If \mathrm{f}(t) represents a positive rate (in units per time interval) at time t, then the "area" between the graph of f and the t–axis and the vertical lines at times t=\mathrm{a} and t=\mathrm{b} will be the total units which accumulate between times a and b. (Fig. 17)



For example, Fig. 18 shows the flow rate (cubic feet per second) of water in the Skykomish river at the town of Goldbar in Washington state. The area of the shaded region represents the total volume (cubic feet) of water flowing past the town during the month of October:


Total water = "area"

= area of rectangle + area of the triangle

\approx(2000 \text { cubic feet } / \sec )(30 \text { days })+\frac{1}{2}(1500 \mathrm{cf} / \mathrm{s})(30 \text { days })=(2750 \text { cubic feet } / \mathrm{sec})(30 \text { days })

=(2750 \text { cubic feet } / \mathrm{sec})(2,592,000 \mathrm{sec}) \approx 7.128 \times 10^{9} \text { cubic feet }

(For comparison, the flow over Niagara Falls is about 2.12 \times 10^{5} \mathrm{cf} / \mathrm{s}).


Practice 9: Fig. 19 shows the number of telephone calls made per hour on a Tuesday. Approximately how many calls were made between 9 pm and 11 pm?

Practice Answers

Practice 1: area =  3(6)+\frac{1}{2}(4)(3)=24 and area =  \frac{1}{2}(3)(10)+\frac{1}{2}(6)(3)=24 \text {. }

Practice 2: outside rectangular area =  (1)(1)+(1)\left(\frac{1}{2}\right)=1.5

Practice 3: Using rectangles with base = 1 / 2. Inside: area = \frac{1}{2}\left(\frac{2}{3}+\frac{1}{2}+\frac{2}{5}+\frac{1}{3}\right)=\frac{57}{60} \approx 0.95

Outside: area =  \frac{1}{2}\left(1+\frac{2}{3}+\frac{1}{2}+\frac{2}{5}\right)=\frac{72}{60} \approx 1.2
The area of the region is between 0.95 and 1.2.
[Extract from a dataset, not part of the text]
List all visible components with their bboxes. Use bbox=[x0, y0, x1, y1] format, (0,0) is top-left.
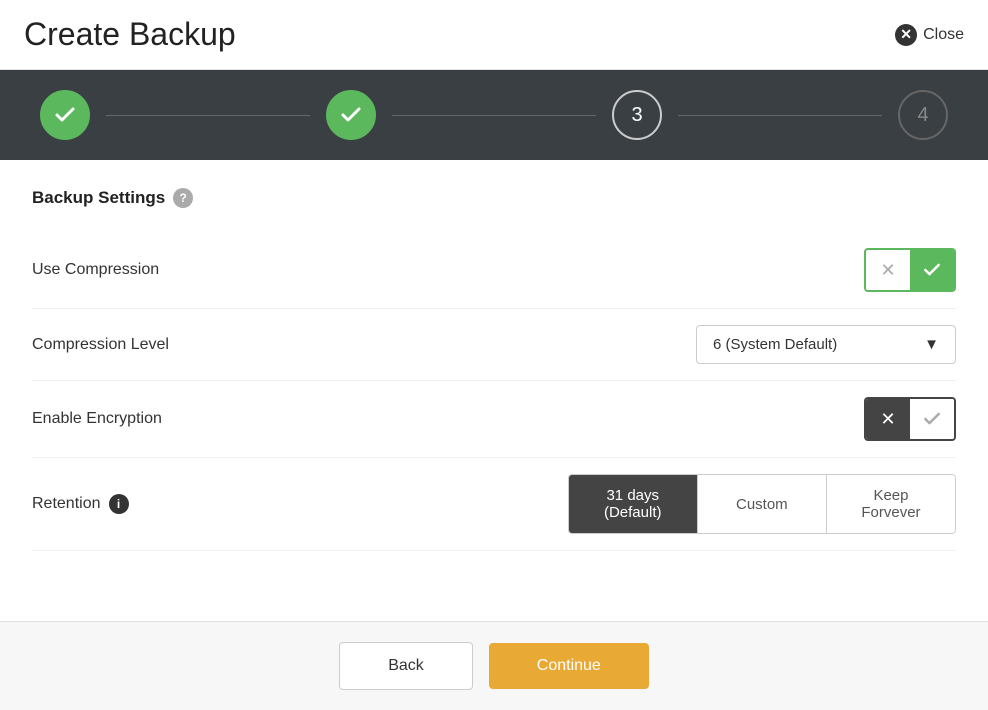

Practice 4: The area of the leaf is larger than the area of the dark rectangles, 32 \mathrm{~cm}^{2}.

Practice 5:

x B(x)
0 0
1/2 1
1 2
2 4

\mathrm{y}=\mathrm{B}(\mathrm{x})=2 \mathrm{x} is a line with slope 2 so it is parallel to y=A(x)=2 x-2.


Practice 6:
See Fig. 33. Area < area of the rectangle enclosing the shifted regions = 5

Practice 7: See Fig. 34. Distance = area of shaded region =  \frac{1}{2}( base )( height )
=\frac{1}{2}(60 \text { seconds })(66 \text { feet } / \text { second })=1980 \text { feet. }


Practice 8:

(a) At 2 pm both are walking at the same velocity. You are ahead.
(b) At 3 pm your friend is walking faster than you, but you are still ahead. (The "area" under your velocity curve is larger than the "area" under your friend's).
(c) You and your friend will be together on the trail when the "areas" (distances) under the two velocity graphs are equal.

Practice 9: Total calls = "area" under rate curve from 9 am to 11 am ≈ 300 calls.